Voir Baz Luhrmann s'attaquer à la figure mythique d'Elvis Presley n'a rien de vraiment étonnant, surtout après avoir exploré la libération des mœurs, l'essor du jazz et le rêve américain vécu à travers les fêtes mondaines dans The Great Gatsby. 3 composantes qui bien que détournées dans leur traitement (libération des mœurs par l'hystérie totale du public féminin, essor du rockabilly, le rêve américain vécu à travers la frénésie des concerts) se retrouvent dans Elvis avec la même volonté de créer un décalage entre époque et musique et surtout, avec la même volonté de créer la démesure filmique.
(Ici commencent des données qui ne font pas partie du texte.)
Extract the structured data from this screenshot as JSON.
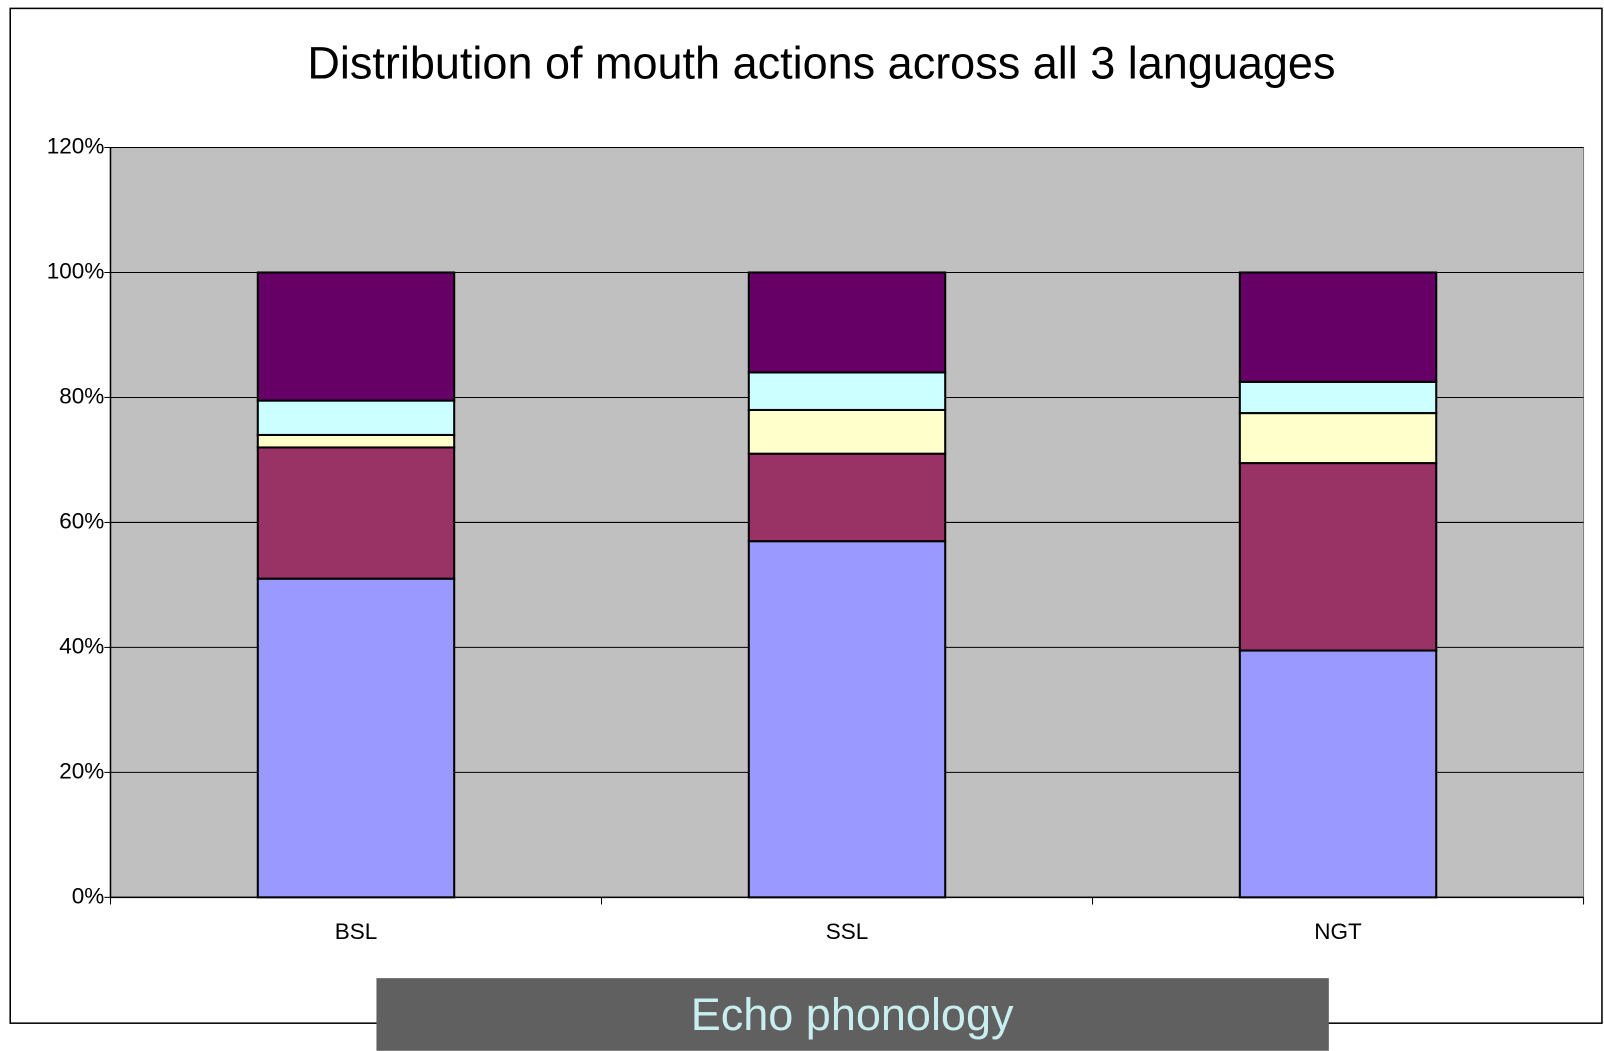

Elvis convoque donc à un véritable feu d'artifice de 2h40 qui enchaîne les transitions, les vues aériennes, les rotations d'images, les freeze-frames qui font la une des journaux, les montages parallèles… Le tout modelé dans un dynamisme ultra-étouffant où le spectateur s'explose la rétine et ne peut respirer une seule seconde ; un parti-pris finalement réussi car correspondant parfaitement à ce grand spectacle personnifié qu'essaye de nous transmettre Luhrmann avec la vie d'Elvis Presley.
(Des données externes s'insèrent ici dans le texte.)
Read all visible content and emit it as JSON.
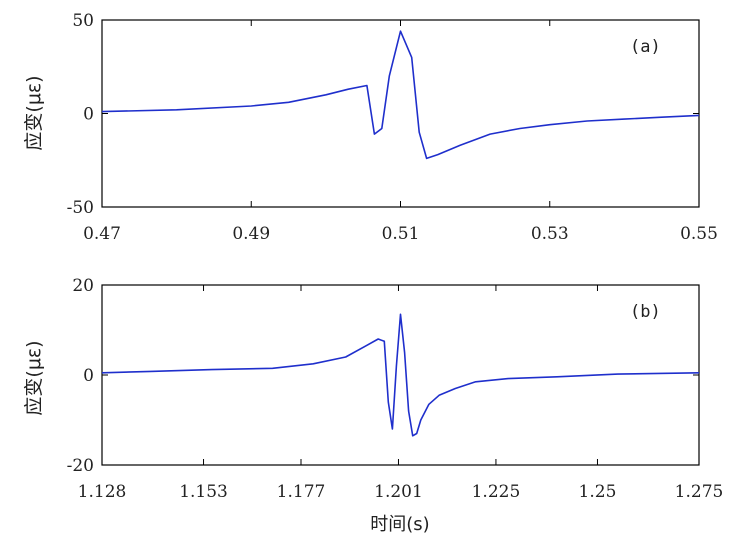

Austin Butler offre évidemment une performance aussi incroyable que mémorable, dégageant une fusion tellement forte avec le personnage du King que la confusion en est troublante à la différence du Colonel Parker (interprété par Tom Hanks) qui remplit pour sa part toutes les cases du basique personnage manipulateur dont les actions sont si exagérées, évidentes et clichés qu'il est impossible d'y croire.
Dans son écriture, le Colonel Parker n'est pourtant pas si inintéressant car ce dernier incarne un personnage conscient et admiratif du grand spectacle que procure Elvis à son public mais qui incarne également cette peur de toute une société quant à l'émergence d'une culture populaire : le rockabilly - inspiré par la musique Afro-américaine et le Gospel, possédé par un style bestial mais ancré dans une période ségrégationniste raciale.
Bien que son "Rise and Fall" cède facilement aux codes classiques du biopic avec la pauvre séparation romancée entre vie scénique et vie privée - et tous les problèmes qui s'en dégage, Elvis parvient tout-de-même à trouver son efficacité dans le fait de montrer l'évolution d'un artiste à travers les blessures de son temps, montrer sa chute à travers la figure d'une poule aux œufs d'or, à travers la figure d'une proie parfaite livrée au Star System.